Aufgemaltes Tier rennt und hält sich den Po

Mit dem Bioklo den Garten düngen?

Ein Faultier wird wohl noch träumen dürfen!

Das Gartenfaultier hat natürlich nicht die Flächen wie ein Landwirt, der mit Maschinen den Biodünger aufträgt. Aber Dünger braucht es im Faultiergarten immerhin auch. Diesen kaufen, heim transportieren und aufzutragen, ist nicht allein mit Zeit-, sondern auch Geldaufwand verbunden. Dabei kann ein richtiges Faultier seinen Dünger im Bioklo doch selber produzieren.

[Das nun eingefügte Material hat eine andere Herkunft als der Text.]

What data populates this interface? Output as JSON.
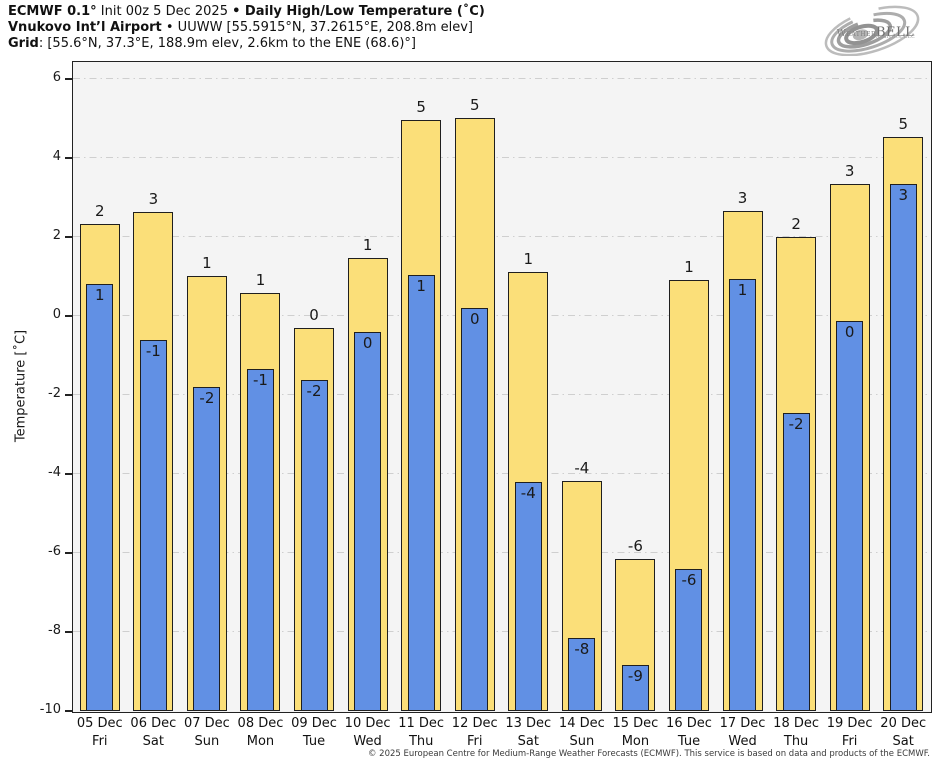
{
  "header": {
    "line1": {
      "bold1": "ECMWF 0.1°",
      "reg1": " Init 00z 5 Dec 2025 ",
      "bold2": "• Daily High/Low Temperature (˚C)"
    },
    "line2": {
      "bold": "Vnukovo Int’l Airport",
      "reg": " • UUWW [55.5915°N, 37.2615°E, 208.8m elev]"
    },
    "line3": {
      "bold": "Grid",
      "reg": ": [55.6°N, 37.3°E, 188.9m elev, 2.6km to the ENE (68.6)°]"
    }
  },
  "logo": {
    "weather": "Weather",
    "bell": "BELL",
    "sub": "Analytics LLC"
  },
  "footer": {
    "copyright": "© 2025 European Centre for Medium-Range Weather Forecasts (ECMWF). This service is based on data and products of the ECMWF."
  },
  "colors": {
    "bar_high": "#FBDF79",
    "bar_low": "#6190E4",
    "bar_border": "#1F1F1F",
    "plot_bg": "#F4F4F4",
    "gridline": "#CFCFCF",
    "axis": "#222222"
  },
  "chart_data": {
    "type": "bar",
    "title": "ECMWF 0.1° Init 00z 5 Dec 2025 • Daily High/Low Temperature (˚C)",
    "subtitle": "Vnukovo Int’l Airport • UUWW [55.5915°N, 37.2615°E, 208.8m elev]",
    "ylabel": "Temperature [˚C]",
    "xlabel": "",
    "ylim": [
      -10,
      6.43
    ],
    "yticks": [
      6,
      4,
      2,
      0,
      -2,
      -4,
      -6,
      -8,
      -10
    ],
    "grid": "horizontal dash-dot",
    "legend": "none",
    "categories": [
      {
        "date": "05 Dec",
        "day": "Fri"
      },
      {
        "date": "06 Dec",
        "day": "Sat"
      },
      {
        "date": "07 Dec",
        "day": "Sun"
      },
      {
        "date": "08 Dec",
        "day": "Mon"
      },
      {
        "date": "09 Dec",
        "day": "Tue"
      },
      {
        "date": "10 Dec",
        "day": "Wed"
      },
      {
        "date": "11 Dec",
        "day": "Thu"
      },
      {
        "date": "12 Dec",
        "day": "Fri"
      },
      {
        "date": "13 Dec",
        "day": "Sat"
      },
      {
        "date": "14 Dec",
        "day": "Sun"
      },
      {
        "date": "15 Dec",
        "day": "Mon"
      },
      {
        "date": "16 Dec",
        "day": "Tue"
      },
      {
        "date": "17 Dec",
        "day": "Wed"
      },
      {
        "date": "18 Dec",
        "day": "Thu"
      },
      {
        "date": "19 Dec",
        "day": "Fri"
      },
      {
        "date": "20 Dec",
        "day": "Sat"
      }
    ],
    "series": [
      {
        "name": "daily-high",
        "values": [
          2.32,
          2.62,
          1.0,
          0.57,
          -0.31,
          1.47,
          4.97,
          5.0,
          1.12,
          -4.18,
          -6.16,
          0.91,
          2.66,
          2.0,
          3.33,
          4.52
        ],
        "labels": [
          "2",
          "3",
          "1",
          "1",
          "0",
          "1",
          "5",
          "5",
          "1",
          "-4",
          "-6",
          "1",
          "3",
          "2",
          "3",
          "5"
        ]
      },
      {
        "name": "daily-low",
        "values": [
          0.8,
          -0.61,
          -1.79,
          -1.35,
          -1.62,
          -0.4,
          1.04,
          0.19,
          -4.2,
          -8.16,
          -8.84,
          -6.41,
          0.94,
          -2.45,
          -0.12,
          3.35
        ],
        "labels": [
          "1",
          "-1",
          "-2",
          "-1",
          "-2",
          "0",
          "1",
          "0",
          "-4",
          "-8",
          "-9",
          "-6",
          "1",
          "-2",
          "0",
          "3"
        ]
      }
    ]
  }
}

Bereits im Jahr 1860 wurde eine erste Trockentoilette als Patent angemeldet und vertrieben. Was man vollbracht hat, kann immerhin nicht ungewürdigt bleiben. Mit verschiedenen Systemen kann alles aufgefangen und kompostiert werden. Im Sammelbehältnis sind z.B. Stroh oder Sägespäne enthalten, um alles aufzufangen. Nach dem Entleeren wird es noch kompostiert, um es dann als Gartendünger zu verwenden. Es gibt ganz verschiedene Systeme, die ohne Wasser funktionieren, eine Entlüftung haben und direkt in dem Bioklo eine Kompostierung einleiten oder aber die Entnahme zum Komposter vereinfachen.

Gibt es ein einzig Faultier auf dieser Welt, welches nicht mit Freude am Gartendünger wirkt?

Plumps- Bioklo auf der Almwiese zwischen zwei Bäumen
Plumpsklo – je nach Ernährung vielleicht doch nicht Bio

Bio ist Trumpf

Auch wenn die Bauern „Biodünger“ auf die Fässer schreiben, so ist das nicht wirklich Bio, wenn man sich für Jahrzehnte das Grundwasser verseucht. Flüssigdünger schwemmt schnell ab oder sickert tief ein, wenn es dort keine Humusschicht mit Bodenleben gibt, die alles auffängt. Genau deswegen sind organische Feststoffen besser, sowie sich mit diesen Humus aufbauen lässt. Wenn es erst einmal Kompost ist, der aufgetragen und eingearbeitet wird, dann schwemmt der nächste Regen nicht direkt alles wieder weg, sowie er es auch nicht tief in den Boden versickern lässt. Kompost gibt die Nährstoffe nach und nach ab. Damit wäre Mist als Naturdünger eben natürlicher als fassweise Gülle.

Es kommt aber auf darauf an, was das Faultier selber so vertilgt. Je nach Lebens- und Medikamentenwandel ist das nun wirklich nicht Bio. Da muss halt jedes Faultier für sich selber entscheiden, ob es denn Biodünger ist oder vielleicht doch eher in den Bereich einer Umweltkatastrophe einzuordnen wäre.

Katze im Aussichtspodest zwischen grünenden Balkonpflanzen
Garten düngen – es grünt so schön dank Bioklokatze

Das Bioklo und Kompost brauchen Planung und Zeit

Noch träumt das Gartenfaultier nur von der eigenen Gartendünger-Produktion. Es gibt im Web ganz verschiedene Systemlösungen, Anbieter und Produkte für ein Bioklo. Ein richtiges Faultier vollbringt so einiges, das Bioklo muss das erst einmal alles fassen können. Wenn das Modell zuerst nur auffangen soll, damit es im Komposter dahin rotten kann, dann muss es natürlich auch einen genügend großen Komposter geben.

Der gute Dung wird bereits beim Auffangen bei einigen Modellen mit Stroh oder Sägespänen gemischt. Er ist zu gehaltvoll, um pur auf den Komposter zu landen. Hier kann also neben dem Stroh oder den Sägespänen, die immerhin erst einmal vorhanden sein müssen, auch der ganze andere Gartenabfall kompostiert werden.

Das Faultier arbeitet besser mit einem A und B Komposter, da man den Kompost schlecht entnehmen kann, während man noch auffüllt oder es noch reifen muss. Das Bioklo und der Komposter sollen möglichst nah beieinander ein stilles Eck im Garten finden. Denn wer wirklich sein Bioklo im Faultiergarten aufstellt, soll es schon etwas versteckt platzieren, da sonst von nah und fern das Volk angerannt kommt.